Yu Darvish is now a Chicago Cub, and even though the Dodgers are still a prime contender, it is still conceivable to see the Nationals, or even the Brewers, outplay them in October.
This one is a no-brainer. Ever since Derek Jeter and his ownership group gained control of the Miami Marlins, things have gotten ugly. Miami managed to win 77 games in 2017, which is nothing to write home about, but they didn’t have that bad of a team.
With Giancarlo Stanton, Marcell Ozuna and Christian Yelich being one of the best outfield trios in baseball, things looked good in Miami. Jeter and company did not see it that way though. They elected to blow the whole thing up by trading all those guys away along, with Dee Gordon. Now, Miami is one of the least desirable places to play baseball.
Jeter has acknowledged that this process will take time, but the pushback has not been easy. Dan Le Batard lit up Rob Manfred for letting this sale happen, which led to the destruction of the current Marlins. If you were to ask ownership though, the current cast was not going anywhere.
We will look back in six or seven years and have a better grasp on whether or not this was the right call for a floundering organization. For the time being though, it does not look good.
Another team from the NL West will be taking a step back in 2018. The Arizona Diamondbacks put in a solid 2017 season, coming in second place in the West behind Los Angeles. After beating Colorado in the Wild Card, Los Angeles let them know why they were a second place team by sweeping them out of October.

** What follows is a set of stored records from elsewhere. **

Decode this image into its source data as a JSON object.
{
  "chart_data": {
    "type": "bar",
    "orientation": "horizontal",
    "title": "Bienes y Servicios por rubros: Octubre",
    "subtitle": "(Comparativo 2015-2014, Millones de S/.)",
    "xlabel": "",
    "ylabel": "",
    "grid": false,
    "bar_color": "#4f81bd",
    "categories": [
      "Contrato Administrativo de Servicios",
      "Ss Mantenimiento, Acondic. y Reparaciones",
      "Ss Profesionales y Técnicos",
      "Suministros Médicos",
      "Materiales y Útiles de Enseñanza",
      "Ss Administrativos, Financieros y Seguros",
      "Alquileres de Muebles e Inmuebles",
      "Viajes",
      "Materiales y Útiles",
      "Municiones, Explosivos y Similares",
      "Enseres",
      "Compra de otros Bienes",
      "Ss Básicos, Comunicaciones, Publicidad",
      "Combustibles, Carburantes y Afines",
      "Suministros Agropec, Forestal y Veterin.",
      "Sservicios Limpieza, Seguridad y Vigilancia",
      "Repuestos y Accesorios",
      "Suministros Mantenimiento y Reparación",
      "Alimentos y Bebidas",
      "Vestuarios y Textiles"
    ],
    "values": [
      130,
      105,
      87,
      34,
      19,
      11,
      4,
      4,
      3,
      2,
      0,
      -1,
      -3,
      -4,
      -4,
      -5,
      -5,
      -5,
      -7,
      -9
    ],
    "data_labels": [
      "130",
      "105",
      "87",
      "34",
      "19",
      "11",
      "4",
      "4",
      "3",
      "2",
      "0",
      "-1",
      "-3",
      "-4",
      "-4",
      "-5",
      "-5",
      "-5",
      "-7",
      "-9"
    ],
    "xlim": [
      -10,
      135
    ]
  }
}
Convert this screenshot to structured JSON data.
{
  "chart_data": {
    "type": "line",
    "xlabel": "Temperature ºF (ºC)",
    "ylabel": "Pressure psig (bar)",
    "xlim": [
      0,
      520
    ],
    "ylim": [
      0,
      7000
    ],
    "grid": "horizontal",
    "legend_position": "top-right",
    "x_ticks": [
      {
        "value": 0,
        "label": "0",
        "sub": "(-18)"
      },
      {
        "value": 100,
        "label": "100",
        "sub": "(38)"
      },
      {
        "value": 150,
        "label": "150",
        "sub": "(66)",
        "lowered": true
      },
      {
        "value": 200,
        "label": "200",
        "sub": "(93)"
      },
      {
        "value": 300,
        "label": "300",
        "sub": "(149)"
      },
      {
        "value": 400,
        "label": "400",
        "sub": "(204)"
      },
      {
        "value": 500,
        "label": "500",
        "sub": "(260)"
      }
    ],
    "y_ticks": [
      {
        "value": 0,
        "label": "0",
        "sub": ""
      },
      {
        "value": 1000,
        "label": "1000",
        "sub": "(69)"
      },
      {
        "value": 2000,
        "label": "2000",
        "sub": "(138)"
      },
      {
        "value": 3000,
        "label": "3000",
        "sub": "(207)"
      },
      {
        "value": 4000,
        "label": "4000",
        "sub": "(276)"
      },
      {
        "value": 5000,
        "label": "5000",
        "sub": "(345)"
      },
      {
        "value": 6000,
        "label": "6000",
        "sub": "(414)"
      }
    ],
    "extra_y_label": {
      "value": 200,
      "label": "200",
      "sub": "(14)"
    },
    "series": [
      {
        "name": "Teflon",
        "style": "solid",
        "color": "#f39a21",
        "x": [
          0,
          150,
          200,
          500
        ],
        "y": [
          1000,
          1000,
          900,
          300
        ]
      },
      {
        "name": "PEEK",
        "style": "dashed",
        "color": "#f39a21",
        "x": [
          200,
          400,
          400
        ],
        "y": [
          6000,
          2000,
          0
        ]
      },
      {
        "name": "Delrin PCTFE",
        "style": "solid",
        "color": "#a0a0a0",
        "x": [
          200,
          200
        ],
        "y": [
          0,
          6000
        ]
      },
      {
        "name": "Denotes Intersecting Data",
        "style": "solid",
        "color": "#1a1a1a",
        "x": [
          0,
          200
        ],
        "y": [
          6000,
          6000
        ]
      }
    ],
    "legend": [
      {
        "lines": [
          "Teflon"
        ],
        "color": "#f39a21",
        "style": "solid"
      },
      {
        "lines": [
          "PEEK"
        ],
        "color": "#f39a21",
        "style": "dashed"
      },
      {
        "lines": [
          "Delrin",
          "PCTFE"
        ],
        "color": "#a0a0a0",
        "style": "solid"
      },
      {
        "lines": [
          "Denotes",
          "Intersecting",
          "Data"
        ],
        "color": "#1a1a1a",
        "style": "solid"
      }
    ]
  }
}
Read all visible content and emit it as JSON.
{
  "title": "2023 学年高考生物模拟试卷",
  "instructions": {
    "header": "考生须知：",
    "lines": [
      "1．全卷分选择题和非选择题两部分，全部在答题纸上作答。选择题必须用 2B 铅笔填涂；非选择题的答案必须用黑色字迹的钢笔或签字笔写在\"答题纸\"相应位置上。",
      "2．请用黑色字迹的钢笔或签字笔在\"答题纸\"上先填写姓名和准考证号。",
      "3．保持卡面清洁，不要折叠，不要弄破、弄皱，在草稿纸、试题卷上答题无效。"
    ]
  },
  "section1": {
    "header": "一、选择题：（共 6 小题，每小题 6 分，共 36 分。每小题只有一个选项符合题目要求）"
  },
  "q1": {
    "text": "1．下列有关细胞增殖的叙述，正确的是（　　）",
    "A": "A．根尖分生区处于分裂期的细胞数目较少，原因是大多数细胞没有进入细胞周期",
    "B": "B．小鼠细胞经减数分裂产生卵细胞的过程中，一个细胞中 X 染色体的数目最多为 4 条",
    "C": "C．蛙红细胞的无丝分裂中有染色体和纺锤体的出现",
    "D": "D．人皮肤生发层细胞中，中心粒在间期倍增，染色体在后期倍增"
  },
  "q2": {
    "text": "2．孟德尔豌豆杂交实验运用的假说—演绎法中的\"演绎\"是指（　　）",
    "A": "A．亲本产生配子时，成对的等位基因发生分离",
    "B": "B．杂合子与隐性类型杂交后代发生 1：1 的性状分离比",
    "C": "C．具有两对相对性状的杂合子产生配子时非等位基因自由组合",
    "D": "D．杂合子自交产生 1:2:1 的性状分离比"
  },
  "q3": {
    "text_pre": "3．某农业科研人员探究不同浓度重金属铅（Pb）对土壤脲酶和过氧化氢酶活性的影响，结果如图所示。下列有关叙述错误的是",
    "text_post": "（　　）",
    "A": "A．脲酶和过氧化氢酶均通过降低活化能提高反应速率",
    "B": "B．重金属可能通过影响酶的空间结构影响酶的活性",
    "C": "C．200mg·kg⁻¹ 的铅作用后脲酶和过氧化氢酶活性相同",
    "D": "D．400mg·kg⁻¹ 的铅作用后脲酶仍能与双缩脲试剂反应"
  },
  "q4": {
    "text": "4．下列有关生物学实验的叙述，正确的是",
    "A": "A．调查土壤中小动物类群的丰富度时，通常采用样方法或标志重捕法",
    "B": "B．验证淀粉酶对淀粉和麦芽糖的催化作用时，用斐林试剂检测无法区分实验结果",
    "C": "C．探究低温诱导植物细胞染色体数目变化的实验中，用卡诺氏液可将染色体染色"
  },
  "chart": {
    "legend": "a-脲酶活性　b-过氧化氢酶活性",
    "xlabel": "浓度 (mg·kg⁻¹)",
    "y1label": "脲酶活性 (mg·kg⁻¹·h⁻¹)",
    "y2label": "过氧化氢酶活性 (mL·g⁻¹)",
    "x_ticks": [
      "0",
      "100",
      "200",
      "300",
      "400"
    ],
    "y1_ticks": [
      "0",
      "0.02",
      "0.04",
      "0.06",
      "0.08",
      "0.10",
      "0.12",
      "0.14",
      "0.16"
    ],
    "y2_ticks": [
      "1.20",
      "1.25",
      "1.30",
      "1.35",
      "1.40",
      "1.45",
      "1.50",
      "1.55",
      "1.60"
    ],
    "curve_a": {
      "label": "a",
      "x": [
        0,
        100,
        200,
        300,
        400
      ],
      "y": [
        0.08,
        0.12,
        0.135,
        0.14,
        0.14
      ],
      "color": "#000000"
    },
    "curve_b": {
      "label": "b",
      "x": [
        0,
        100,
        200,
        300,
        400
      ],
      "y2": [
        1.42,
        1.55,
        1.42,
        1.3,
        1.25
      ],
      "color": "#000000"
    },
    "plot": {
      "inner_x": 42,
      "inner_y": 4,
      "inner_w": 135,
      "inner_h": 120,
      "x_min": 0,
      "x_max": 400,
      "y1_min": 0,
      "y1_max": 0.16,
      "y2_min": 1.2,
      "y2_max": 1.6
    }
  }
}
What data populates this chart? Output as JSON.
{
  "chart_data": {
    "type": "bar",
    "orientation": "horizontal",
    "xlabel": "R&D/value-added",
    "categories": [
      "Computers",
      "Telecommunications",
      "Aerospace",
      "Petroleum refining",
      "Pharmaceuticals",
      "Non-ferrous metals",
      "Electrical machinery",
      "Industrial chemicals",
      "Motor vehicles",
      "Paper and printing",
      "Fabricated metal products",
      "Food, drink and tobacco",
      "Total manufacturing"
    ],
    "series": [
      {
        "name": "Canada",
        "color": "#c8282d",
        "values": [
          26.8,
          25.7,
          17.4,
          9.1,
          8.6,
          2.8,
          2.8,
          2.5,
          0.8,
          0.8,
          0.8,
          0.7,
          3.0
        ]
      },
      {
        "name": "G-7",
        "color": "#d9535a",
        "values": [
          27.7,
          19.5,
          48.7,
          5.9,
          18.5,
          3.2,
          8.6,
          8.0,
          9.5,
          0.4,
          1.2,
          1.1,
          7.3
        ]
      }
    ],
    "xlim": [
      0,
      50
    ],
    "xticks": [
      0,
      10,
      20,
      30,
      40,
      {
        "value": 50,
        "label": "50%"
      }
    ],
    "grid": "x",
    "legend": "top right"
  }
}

Arizona has not had any key losses by any means, but they could possibly fall victim to the powerful division that is the National League West. Both San Francisco and San Diego saw how their divisional counterparts were doing and decided to make some moves to get more competitive. The Giants especially have shown that they take their even years seriously by acquiring Andrew McCutchen and Evan Longoria.
The Diamondbacks still have some solid rotational pitching along with great bats like Paul Goldschmidt and A.J. Pollock. They won’t have the same teams to beat up on in the bottom of the division anymore. On top of that, they still have to deal with the Dodgers, who may regress, but are still a dominant team in the National League.
The Pirates fall into the same category as the Miami Marlins. Although they did not have the same sort of future potential as the Marlins, they pretty much jumped ship on their current roster.
The two faces of the franchise were Andrew McCutchen and Gerrit Cole. Neal Huntington did not hesitate to keep them though as he shipped both of them out West. The Pittsburgh faithful were not happy with this decision, as they are pretty much abandoning the coming seasons.
They may have realized that nothing was coming from the current core, or they could have recognized the other teams in the division and seeing what they were looking like.
The entire league looks tough right now, and that is why the Pirates may be looking to invest in their future now. After all, it is not ridiculous to try to pull off the same sort of success achieved by Theo Epstein in Chicago and Jeff Luhnow in Houston.